L'histoire :
Sukéo est superviseur dans une fabrique artisanale japonaise de yunomis (services à thé traditionnels en porcelaine), où travaille encore le vieux Shin-Chan, qui a fortement contribué à son expansion, bien des années auparavant. Mais ce jour-là, lorsqu’il rend visite au vieil homme, il le trouve en train d’errer nu et éperdu dans le jardin… au milieu des congères. Il ne fait désormais plus aucun doute sur la démence sénile de Shin-Chan. Sukéo téléphone à Tsutomu, le fils de Shin-Chan, pour lui en parler et lui demander de revenir à Kanazawa pour s’occuper de son père. Tsutomu, qui travaille dans une grande agence de communication de Tokyo est décontenancé par cette annonce, lui qui a fuit ce père tyrannique dès qu’il l’a pu dans sa jeunesse. Il n’a pas revu son père depuis 15 ans, mais il ne soustrait pas pour autant à son devoir de fils. Il prend 15 jours de congés et monte dans le premier shinkansen pour Kanazawa. Sukéo l’accueille sous une averse de neige. Ils se rendent ensemble à l’hôpital pour le diagnostique pas brillant des médecins sur l’état de Shin-Chan. Le premier contact avec son père est un peu brutal, car les rancœurs sont tenaces…
Ce qu'on en pense sur la planète BD :
Bien que corse et prof d’anglais, Franck Manguin est un grand spécialiste du Japon. Il y a vécu, il a réalisé un mémoire d’étude sur l’art traditionnel d’Okinawa et il est même devenu traducteur. Normal donc que son œuvre en BD se tourne vers le pays du soleil levant. Après Ama, le souffle des femmes (sur la pêche traditionnelle en apnée d’ormeaux, en 2020), il s’intéresse ici à l’art traditionnel de la peinture sur porcelaine, la céramique de Kutani.

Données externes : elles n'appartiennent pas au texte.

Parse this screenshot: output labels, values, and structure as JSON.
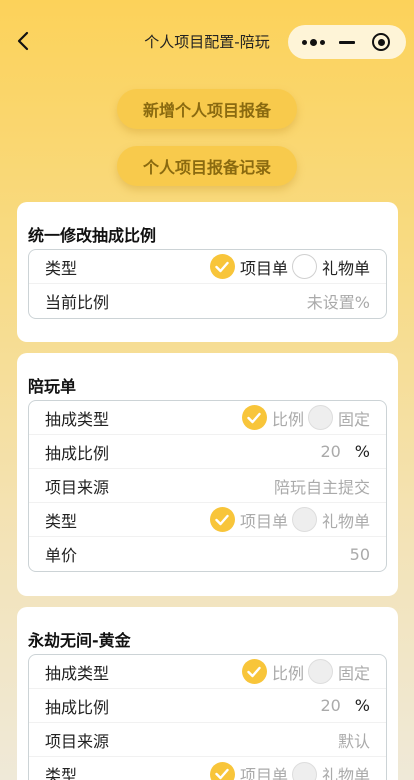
{
  "nav": {
    "title": "个人项目配置-陪玩"
  },
  "buttons": {
    "new_report": "新增个人项目报备",
    "report_records": "个人项目报备记录"
  },
  "accent_color": "#f8c53a",
  "section_unified": {
    "title": "统一修改抽成比例",
    "type_label": "类型",
    "type_options": [
      "项目单",
      "礼物单"
    ],
    "type_selected": "项目单",
    "ratio_label": "当前比例",
    "ratio_value": "未设置%"
  },
  "section_peiwan": {
    "title": "陪玩单",
    "commission_type_label": "抽成类型",
    "commission_options": [
      "比例",
      "固定"
    ],
    "ratio_label": "抽成比例",
    "ratio_value": "20",
    "ratio_unit": "%",
    "source_label": "项目来源",
    "source_value": "陪玩自主提交",
    "type_label": "类型",
    "type_options": [
      "项目单",
      "礼物单"
    ],
    "price_label": "单价",
    "price_value": "50"
  },
  "section_gold": {
    "title": "永劫无间-黄金",
    "commission_type_label": "抽成类型",
    "commission_options": [
      "比例",
      "固定"
    ],
    "ratio_label": "抽成比例",
    "ratio_value": "20",
    "ratio_unit": "%",
    "source_label": "项目来源",
    "source_value": "默认",
    "type_label": "类型",
    "type_options": [
      "项目单",
      "礼物单"
    ]
  }
}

Un art aussi noble que le rituel zen du thé est sacré. Et un sujet de niche… qui pourrait se restreindre au lectorat des nippophiles et/ou des buveurs de thé, étant donné qu’il est aussi question du conflit entre modernité et tradition, un grand écart omniprésent au Japon. Cependant, cette chronique familiale traite avant tout de problématiques sociales qui dépassent la culture typique de l’archipel : la dépendance des personnes âgées, la transmission des valeurs, les conflits générationnels. La relation complexe entre Tsutomu et son père Shin-Chan est ici abordée avec une fine psychologie de personnages et beaucoup de sensibilité. Le dessin semi-réaliste, nuancé d’une bichromie de bleus (le présent) ou sépia (le passé), n’est certes pas fou-fou, mais il convient parfaitement à cette chronique familiale sur la fin de vie et sur fond de transmission artisanale. On referme cette lecture ému, avec l’envie de faire paisiblement chauffer un thé.